Türkiye’nin zenginliği olarak gördüğümüz tüm farklılıklarını birbirinden ayırmak, birbirine rakip ve düşman göstermek kimin haddinedir? Selahattin Eyyubi’nin sancağı altında Kudüs’ü fethederek, orayı bir barış ve huzur şehrine çeviren ordunun neferleri biz değil miydik? Çaldıran’da Yavuz Sultan Selim’in ordusunda birbirine kardeş olan biz değil miydik? Yemen’de, Çanakkale’de, Sarıkamış’ta, Kutülamare’de vatan topraklarını birlikte savunan, birlikte şehit ve gazi olan biz değil miydik? Kurtuluş Savaşı’nın kahraman evlatları hep birlikte biz değil miydik, Cumhuriyeti kuran ve ortak değerler etrafında yücelten bizler değil miydik?
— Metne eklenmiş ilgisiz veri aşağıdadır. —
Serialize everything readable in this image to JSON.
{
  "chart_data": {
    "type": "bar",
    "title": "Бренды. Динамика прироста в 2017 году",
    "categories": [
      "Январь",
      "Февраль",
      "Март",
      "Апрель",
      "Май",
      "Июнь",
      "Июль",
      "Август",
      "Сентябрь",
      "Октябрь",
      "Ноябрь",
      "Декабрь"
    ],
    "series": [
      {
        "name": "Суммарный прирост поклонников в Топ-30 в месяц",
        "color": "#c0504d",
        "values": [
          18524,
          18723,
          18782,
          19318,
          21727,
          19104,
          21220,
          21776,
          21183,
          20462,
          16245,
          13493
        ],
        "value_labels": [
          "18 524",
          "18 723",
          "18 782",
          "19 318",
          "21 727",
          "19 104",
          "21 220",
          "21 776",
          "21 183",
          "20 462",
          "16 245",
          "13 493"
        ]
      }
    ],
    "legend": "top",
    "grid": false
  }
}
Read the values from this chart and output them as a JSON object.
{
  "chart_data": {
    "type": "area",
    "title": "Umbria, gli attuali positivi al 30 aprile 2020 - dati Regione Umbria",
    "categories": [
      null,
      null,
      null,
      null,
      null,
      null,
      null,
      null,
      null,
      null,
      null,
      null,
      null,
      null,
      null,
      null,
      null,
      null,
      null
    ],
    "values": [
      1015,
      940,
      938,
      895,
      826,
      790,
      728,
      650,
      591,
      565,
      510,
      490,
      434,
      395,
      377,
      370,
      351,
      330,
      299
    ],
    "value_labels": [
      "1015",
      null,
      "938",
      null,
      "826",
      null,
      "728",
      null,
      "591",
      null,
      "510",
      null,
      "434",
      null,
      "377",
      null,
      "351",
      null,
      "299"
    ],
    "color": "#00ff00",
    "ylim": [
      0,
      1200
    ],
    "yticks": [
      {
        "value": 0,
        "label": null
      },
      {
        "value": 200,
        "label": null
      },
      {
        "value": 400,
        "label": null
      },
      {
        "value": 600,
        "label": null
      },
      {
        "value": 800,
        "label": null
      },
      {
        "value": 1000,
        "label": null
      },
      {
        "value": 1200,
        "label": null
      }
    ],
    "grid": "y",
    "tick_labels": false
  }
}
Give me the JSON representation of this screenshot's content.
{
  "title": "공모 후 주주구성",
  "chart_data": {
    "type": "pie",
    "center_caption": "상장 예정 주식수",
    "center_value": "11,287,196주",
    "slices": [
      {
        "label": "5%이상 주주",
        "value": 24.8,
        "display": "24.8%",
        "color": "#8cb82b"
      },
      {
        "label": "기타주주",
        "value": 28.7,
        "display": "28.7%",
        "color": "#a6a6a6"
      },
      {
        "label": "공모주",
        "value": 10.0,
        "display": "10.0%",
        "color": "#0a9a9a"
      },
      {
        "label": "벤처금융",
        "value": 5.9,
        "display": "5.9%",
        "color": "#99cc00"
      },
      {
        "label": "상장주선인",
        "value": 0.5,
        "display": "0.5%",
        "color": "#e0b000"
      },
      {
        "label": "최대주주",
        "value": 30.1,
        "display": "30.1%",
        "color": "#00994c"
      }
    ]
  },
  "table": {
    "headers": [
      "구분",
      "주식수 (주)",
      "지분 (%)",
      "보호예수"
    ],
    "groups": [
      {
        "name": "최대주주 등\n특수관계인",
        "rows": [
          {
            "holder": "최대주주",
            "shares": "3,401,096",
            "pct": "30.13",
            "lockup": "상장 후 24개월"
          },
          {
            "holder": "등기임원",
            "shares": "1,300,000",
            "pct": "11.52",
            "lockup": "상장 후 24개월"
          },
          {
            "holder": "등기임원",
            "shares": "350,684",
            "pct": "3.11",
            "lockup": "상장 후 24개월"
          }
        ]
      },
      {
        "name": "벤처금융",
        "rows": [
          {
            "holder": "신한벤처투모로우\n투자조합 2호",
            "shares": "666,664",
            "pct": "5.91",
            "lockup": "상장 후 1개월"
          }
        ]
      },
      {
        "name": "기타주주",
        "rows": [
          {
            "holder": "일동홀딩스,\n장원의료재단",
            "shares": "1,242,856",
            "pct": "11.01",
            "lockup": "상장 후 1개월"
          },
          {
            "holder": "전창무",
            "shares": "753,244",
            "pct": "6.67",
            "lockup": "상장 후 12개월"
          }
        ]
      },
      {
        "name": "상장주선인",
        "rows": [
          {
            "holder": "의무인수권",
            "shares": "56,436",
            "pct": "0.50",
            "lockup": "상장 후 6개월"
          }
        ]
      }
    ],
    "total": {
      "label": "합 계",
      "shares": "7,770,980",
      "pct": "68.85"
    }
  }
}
İstiklal Marşı’nı dinlerken hepimiz yüreği kabarmıyor mu? Yemen Türküsü’nü dinlerken hepimizin gözleri yaşarmıyor mu? Fuzuli’nin şiirleri nasıl ruhumuza hitap ediyorsa, Ahmedi Hani’nin dizeleri de aynı şekilde bizi duygulandırmıyor mu? Neşat Ertaş, ’Gönül Dağı’ dediği zaman her birimizin tüyleri ürperiyor. Aynı zaman Şivan Perver, ’Halepçe’, ’Hazal’ dediğinde gönül dünyamızın derinliklerine dalıyoruz. Yunus Emre, Mevlana, Hacı Bektaşı Veli, Karacaoğlan, Pir Sultan Abdal bu toprakların mayasını yoğururken Cudi’nin, Munzur’un eteklerinde dolaşan dengbejler(alet kullanmadan türkü, destan söyleyen) de aynı topraklara, aynı kardeşlik mayasını atıyor. Horon bizim horonumuz, zeybek bizim zeybeğimiz, halay bizim halayımız, zılgıt bizim zılgıtımız, bizi birbirinden ayırmak kimin haddine? Bizim kardeşliğimize kastetmek kimin haddine? Bizi birbirimize düşürmek, düşman eylemek kimin haddine? Türkiye Cumhuriyeti’nin tüm vatandaşlarını birbirine ayrı gayrı görmek, kimin haddine? Bu ülkede, Türkiye Cumhuriyeti vatandaşlığı üst kimliği altında yer alan her etnik kökendeki insan, Türk’üyle, Laz’ıyla, Kürt’üyle, Çerkez’iyle, Gürcü’sü ile bizim kardeşimizdir. Buna kimse gölge düşüremez.”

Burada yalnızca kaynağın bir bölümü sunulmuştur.